第39回芸術選奨文部大臣新人賞受賞作品。
「だから何?」って云うよりも、どんな賞かは知らないけれど、並んだ漢字の文字面から察して、
なるほどなぁと思います。
では、本書の内容に抵触(ネタばれ)しますので、折り畳んでおきます。
また、個人的及び主観的な感想なので、気分を害される方もおられるかと思います。
ご了承の上、自己責任でお願いします。

芸術選奨文部大臣新人賞なんてのは、山田詠美とかだともらえないんだろうなと思いつつ、
ネット検索してみたら、平成15年に放送部門で宮藤官九郎が受賞していたので笑いました。
肝心の本の内容ですが「うたかた」「サンクチュアリ」という二編の恋愛小説が収まっています。
よしもとばななの作品は、時代を問わず女子中学生・女子高生には受けるでしょうね。
ここまで数作品を読んで、改めてそう感じました。
主人公は大抵の場合、複雑でメチャクチャな環境に置かれているのに、アピール力はなくとも
芯の強い自分をしっかりと持った生き方をしている女性。
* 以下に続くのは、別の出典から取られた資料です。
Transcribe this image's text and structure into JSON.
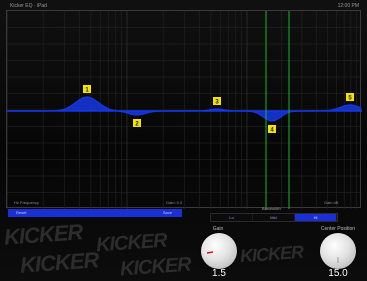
{
  "status": {
    "left": "Kicker EQ · iPad",
    "right": "12:00 PM"
  },
  "eq": {
    "footer_left": "Hz Frequency",
    "footer_mid": "Gain: 0.0",
    "footer_right": "Gain dB",
    "bands": [
      {
        "id": "band-1",
        "freq_label": "1"
      },
      {
        "id": "band-2",
        "freq_label": "2"
      },
      {
        "id": "band-3",
        "freq_label": "3"
      },
      {
        "id": "band-4",
        "freq_label": "4"
      },
      {
        "id": "band-5",
        "freq_label": "5"
      }
    ]
  },
  "preset_strip": {
    "left_label": "Reset",
    "right_label": "Save"
  },
  "bandwidth": {
    "label": "Bandwidth",
    "options": [
      "Lo",
      "Mid",
      "Hi"
    ],
    "selected_index": 2
  },
  "brand_text": "KICKER",
  "knobs": {
    "gain": {
      "label": "Gain",
      "value": "1.5"
    },
    "center_freq": {
      "label": "Center Position",
      "value": "15.0"
    }
  },
  "colors": {
    "accent": "#1a2fd6",
    "curve": "#1537e6",
    "marker": "#f2e300",
    "cursor": "#18b52a"
  }
}
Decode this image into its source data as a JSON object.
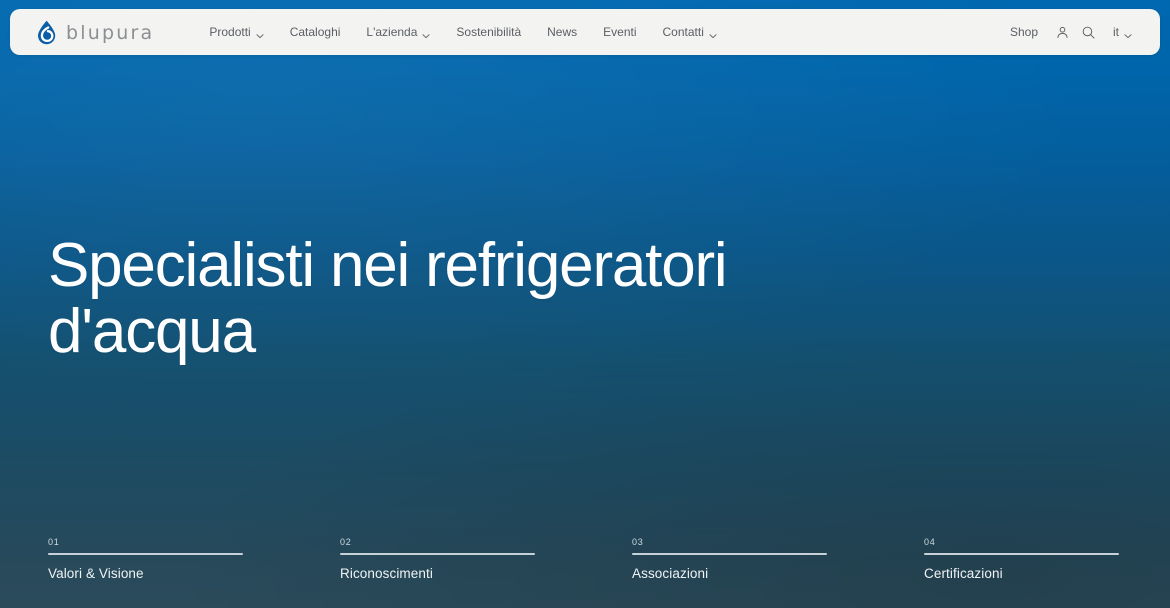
{
  "brand": {
    "name": "blupura",
    "logo_icon": "water-droplet-icon",
    "logo_color": "#0b5ea6"
  },
  "navbar": {
    "links": [
      {
        "label": "Prodotti",
        "has_dropdown": true
      },
      {
        "label": "Cataloghi",
        "has_dropdown": false
      },
      {
        "label": "L'azienda",
        "has_dropdown": true
      },
      {
        "label": "Sostenibilità",
        "has_dropdown": false
      },
      {
        "label": "News",
        "has_dropdown": false
      },
      {
        "label": "Eventi",
        "has_dropdown": false
      },
      {
        "label": "Contatti",
        "has_dropdown": true
      }
    ],
    "shop_label": "Shop",
    "account_icon": "user-icon",
    "search_icon": "search-icon",
    "language": {
      "code": "it",
      "chevron_icon": "chevron-down-icon"
    },
    "background_color": "#f3f3f2"
  },
  "hero": {
    "title": "Specialisti nei refrigeratori d'acqua",
    "gradient_top_color": "#0068b0",
    "gradient_bottom_color": "#2b4b5b",
    "title_color": "#ffffff"
  },
  "index_strip": {
    "items": [
      {
        "number": "01",
        "label": "Valori & Visione"
      },
      {
        "number": "02",
        "label": "Riconoscimenti"
      },
      {
        "number": "03",
        "label": "Associazioni"
      },
      {
        "number": "04",
        "label": "Certificazioni"
      }
    ],
    "rule_color": "#c6d2d8"
  }
}
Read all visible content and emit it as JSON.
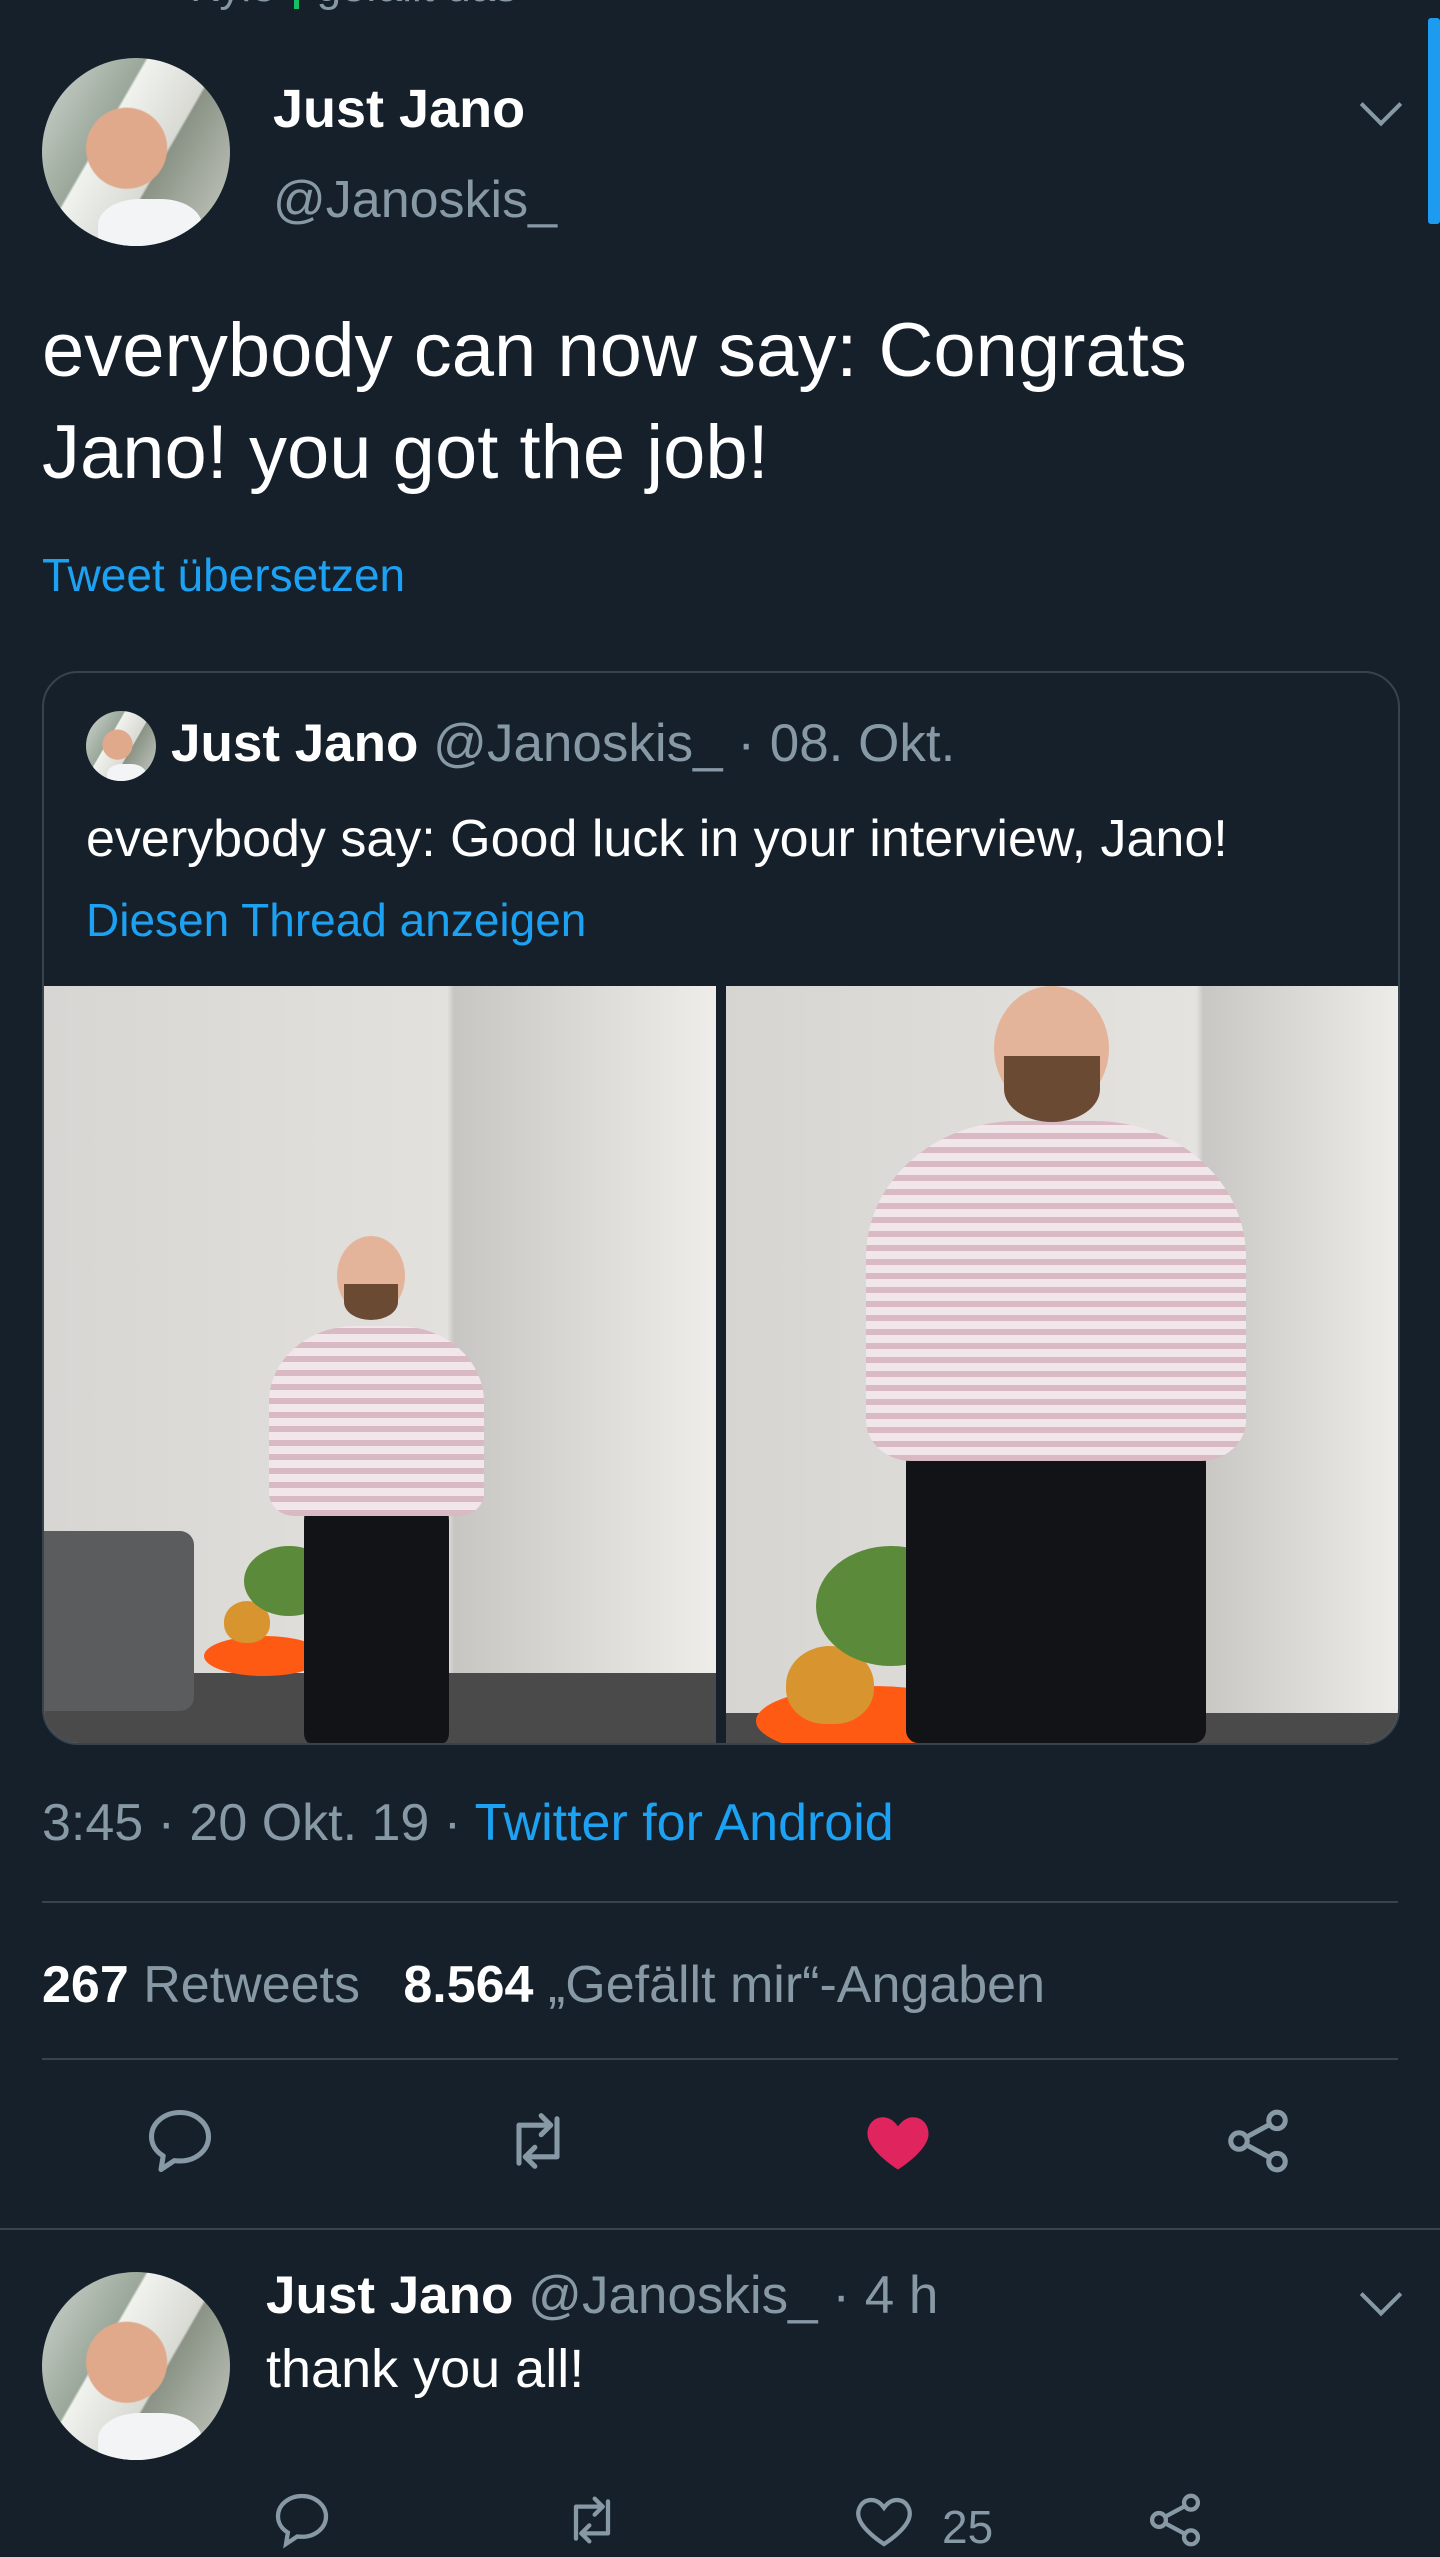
{
  "context_bar": {
    "left": "Kyle",
    "right": "gefällt das"
  },
  "tweet": {
    "author_name": "Just Jano",
    "author_handle": "@Janoskis_",
    "text": "everybody can now say: Congrats Jano! you got the job!",
    "translate_label": "Tweet übersetzen",
    "quote": {
      "author_name": "Just Jano",
      "author_handle": "@Janoskis_",
      "date": "· 08. Okt.",
      "text": "everybody say: Good luck in your interview, Jano!",
      "thread_link": "Diesen Thread anzeigen"
    },
    "meta": {
      "time_date": "3:45 · 20 Okt. 19 ·",
      "client": "Twitter for Android"
    },
    "stats": {
      "retweets_count": "267",
      "retweets_label": "Retweets",
      "likes_count": "8.564",
      "likes_label": "„Gefällt mir“-Angaben"
    },
    "actions": {
      "liked": true,
      "like_color": "#e0245e"
    }
  },
  "reply": {
    "author_name": "Just Jano",
    "author_handle": "@Janoskis_",
    "time": "· 4 h",
    "text": "thank you all!",
    "like_count": "25"
  },
  "colors": {
    "background": "#15202b",
    "accent": "#1da1f2",
    "muted": "#8899a6",
    "border": "#38444d"
  }
}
健気にさえ映るくらいに。
そして恋愛対象は兄妹か姉弟か精神的にアンブラッド・ブラザーズと思えるような関係から。
常に「死」が隣り合わせであることによって、主人公の「生」の瞬間が煌めいても見えるし、
したたかにも映ります。
そういう設定を氏の瑞々しい感性で描いているのだから受けない筈がないってくらいで(笑)
しかも、いつもそうですが、この作品では特に本当に最低な人間や、救いようのない人間が
登場せずに、そういう罵倒やスプラッタ的なものや、生理的嫌悪感を抱くような表現は
存在しません。これって読み手にとっては大きく、短編だったりすると感銘を受けた女性などは
何度も安心して読み返すことが出来るんですよね。
とにかく、そういう作品だと思います。
ただ、この二編はドロドロする筈の部分も案外ドライで、それ故かどうかは解りませんが、
単なる恋愛小説色が強まっています。計算でそうなったと言うような狡猾なことではなく、
多分作者がそういう気分の時に一気に書き上げたのではないかと思います。